As an actor David held many opinions on theatre and films. He once told me that you don't need to have a huge intellect to be an actor, but you do need to be aware. You have to know your vulnerabilities and let them work for you. I thought about that a lot, because it ties into what some people call intuition—being attuned to the things that run deeply through you and allowing yourself to be guided by that inner truth. 

I’d occasionally send him bits and bobs, like Robert De Niro’s address at the Tisch School’s commencement in 2015, in which he famously said, “Yeah, you’re all fucked.” David enjoyed it, although is was disappointed that De Niro relied on a teleprompter. (This was a sore point for him. He had the same complaint when Tim Minchin read his commencement address at the University of Western Australia.) He liked Tarantino and Gene Hackman, but I let that slide.

One of his biggest gifts to me was Wes Anderson—it started with The Grand Budapest Hotel, which I adored, and then moved on to Fantastic Mr. Fox and The Life Aquatic with Steve Zissou. I shared them with my BFF, who overcame her aversion to animated movies to enjoy Fantastic (it was Bill Murray as Mr. Badger that did it). In turn I introduced him to Libeled Lady and the comic genius of Jean Harlow, who held her own against William Powell and Spencer Tracy when she was just 25 years old. David thought she was grand.

For a long time he was a fairly regular reader of this blog. In fact, one of his earliest tweets to me was a compliment that inspired me to this effort on Facebook for Tanka Saturday:

Better even than
“Will you marry me?” The best
Four words in English
Are “I like your blog”. From a
Stranger. Unsolicited.

And he sent me this PM on Facebook, which meant so much to me: “Keep going with your blog. It’s interesting, and you observe well and write well.” I’d forgot about that—I only came across it when I was dredging through our correspondence this weekend. But it reminded me how unbelievably chuffed I was when he said it.  

Our last exchange was in September. Then I got wound up in stuff at work. I sent him one of my silly things in November, but there was no reply. That sometimes happened, and it wasn’t unusual for a couple of months to go by without contact. But this past week I noticed a flurry of visits here, to the pages where I posted about the D&P show. And Saturday I finally saw a search term about David’s death. So I searched, found and then started crying.

David got 12 years after his MS diagnosis, but his life should have been longer, and it pisses me off that he died so young. He'd probably mock me for praying for the repose of a soul that he didn't believe exists. Nonetheless, I do. He leaves his partner Rachel, and his sons Bert, 9, and Gus, 6. And a lot of friends, some of whom he never actually met. 

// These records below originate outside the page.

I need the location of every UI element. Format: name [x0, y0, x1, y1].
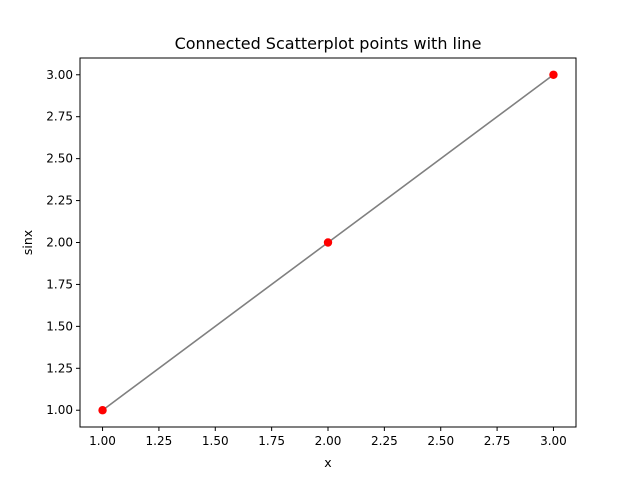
chart-title: Connected Scatterplot points with line	[175, 34, 482, 53]
y-tick-label: 2.50	[46, 152, 73, 166]
data-point	[98, 406, 107, 415]
y-tick-label: 1.00	[46, 403, 73, 417]
data-point	[323, 238, 333, 247]
x-tick-label: 1.25	[146, 434, 173, 448]
y-tick-label: 1.25	[46, 361, 73, 375]
data-point	[549, 70, 558, 79]
x-tick-label: 2.25	[371, 434, 398, 448]
y-tick-label: 1.75	[46, 277, 73, 291]
x-tick-label: 1.75	[258, 434, 285, 448]
y-tick-label: 2.25	[46, 194, 73, 208]
x-tick-label: 3.00	[540, 434, 567, 448]
x-tick-label: 1.00	[89, 434, 116, 448]
x-tick-label: 2.00	[315, 434, 342, 448]
y-tick-label: 2.00	[46, 236, 73, 250]
x-tick-label: 2.50	[427, 434, 454, 448]
plot-area	[98, 70, 558, 415]
y-axis: 1.00 1.25 1.50 1.75 2.00 2.25 2.50 2.75 3.00	[46, 68, 80, 417]
y-tick-label: 2.75	[46, 110, 73, 124]
x-tick-label: 2.75	[484, 434, 511, 448]
y-tick-label: 3.00	[46, 68, 73, 82]
x-axis: 1.00 1.25 1.50 1.75 2.00 2.25 2.50 2.75 3.00	[89, 427, 567, 448]
y-axis-label: sinx	[20, 230, 35, 255]
x-axis-label: x	[324, 455, 331, 470]
x-tick-label: 1.50	[202, 434, 229, 448]
y-tick-label: 1.50	[46, 319, 73, 333]
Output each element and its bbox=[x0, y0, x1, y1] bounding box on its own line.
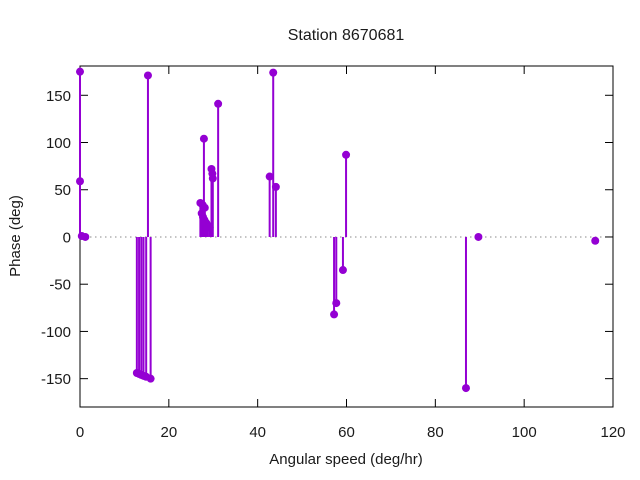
data-point bbox=[474, 232, 483, 241]
data-point bbox=[208, 174, 217, 183]
data-point bbox=[591, 236, 600, 245]
y-tick-label: 150 bbox=[46, 88, 71, 105]
y-tick-label: -50 bbox=[49, 277, 71, 294]
x-tick-label: 20 bbox=[160, 424, 177, 441]
data-point bbox=[338, 266, 347, 275]
chart-plot-area: 0 20 40 60 80 100 120 -150 -100 -50 0 50 100 150 bbox=[41, 65, 626, 441]
y-tick-label: 50 bbox=[54, 182, 71, 199]
data-point bbox=[200, 203, 209, 212]
data-point bbox=[214, 99, 223, 108]
x-tick-label: 120 bbox=[600, 424, 625, 441]
y-tick-label: -150 bbox=[41, 371, 71, 388]
data-point bbox=[76, 67, 84, 76]
data-point bbox=[271, 182, 280, 191]
chart-title: Station 8670681 bbox=[288, 27, 405, 44]
y-tick-label: 0 bbox=[63, 229, 71, 246]
data-point bbox=[76, 177, 84, 186]
x-tick-label: 80 bbox=[427, 424, 444, 441]
x-tick-label: 40 bbox=[249, 424, 266, 441]
data-point bbox=[205, 223, 214, 232]
data-point bbox=[269, 68, 278, 77]
data-point bbox=[265, 172, 274, 181]
y-tick-label: 100 bbox=[46, 135, 71, 152]
y-tick-label: -100 bbox=[41, 324, 71, 341]
data-point bbox=[461, 384, 470, 393]
data-point bbox=[332, 299, 341, 308]
x-tick-label: 100 bbox=[512, 424, 537, 441]
y-axis-label: Phase (deg) bbox=[7, 195, 24, 277]
x-axis-label: Angular speed (deg/hr) bbox=[269, 451, 422, 468]
x-tick-label: 60 bbox=[338, 424, 355, 441]
data-point bbox=[330, 310, 339, 319]
data-point bbox=[342, 150, 351, 159]
data-point bbox=[143, 71, 152, 80]
data-point bbox=[199, 134, 208, 143]
x-tick-label: 0 bbox=[76, 424, 84, 441]
data-point bbox=[81, 232, 90, 241]
data-point bbox=[146, 374, 155, 383]
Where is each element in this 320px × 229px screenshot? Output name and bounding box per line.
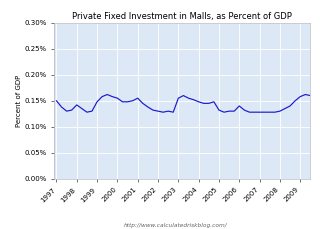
Title: Private Fixed Investment in Malls, as Percent of GDP: Private Fixed Investment in Malls, as Pe… <box>72 12 292 21</box>
Text: http://www.calculatedriskblog.com/: http://www.calculatedriskblog.com/ <box>124 223 228 228</box>
Y-axis label: Percent of GDP: Percent of GDP <box>16 75 22 127</box>
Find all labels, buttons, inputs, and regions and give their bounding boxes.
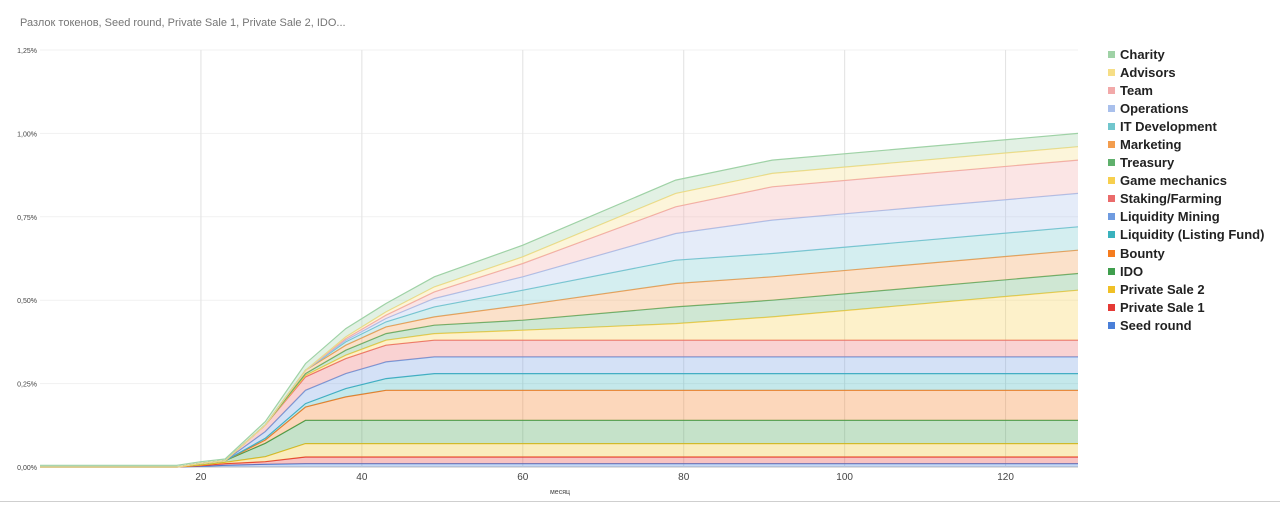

On this Gratitude Monday, I'm grateful for my friendship with David, even as I am filled with sadness that it's been cut so short; around four years. I’ve been treating my sorrow with music this weekend. This is one I keep coming back to, even though David had no connection to the Scots that I know of. It's a lament, and it suits me right now.



David J. Royle, 16 June 1961 – 22 December 2017




2 comments:

anonymous 3 said...

A beautifully written rememberence. So great that you reached out, he answered and many intelligent, thoughtful, fun ideas and experiences were shared.

anonymous 3 said...


I know you. Never met David. Thank you for your words and the videos. Laughter and tears.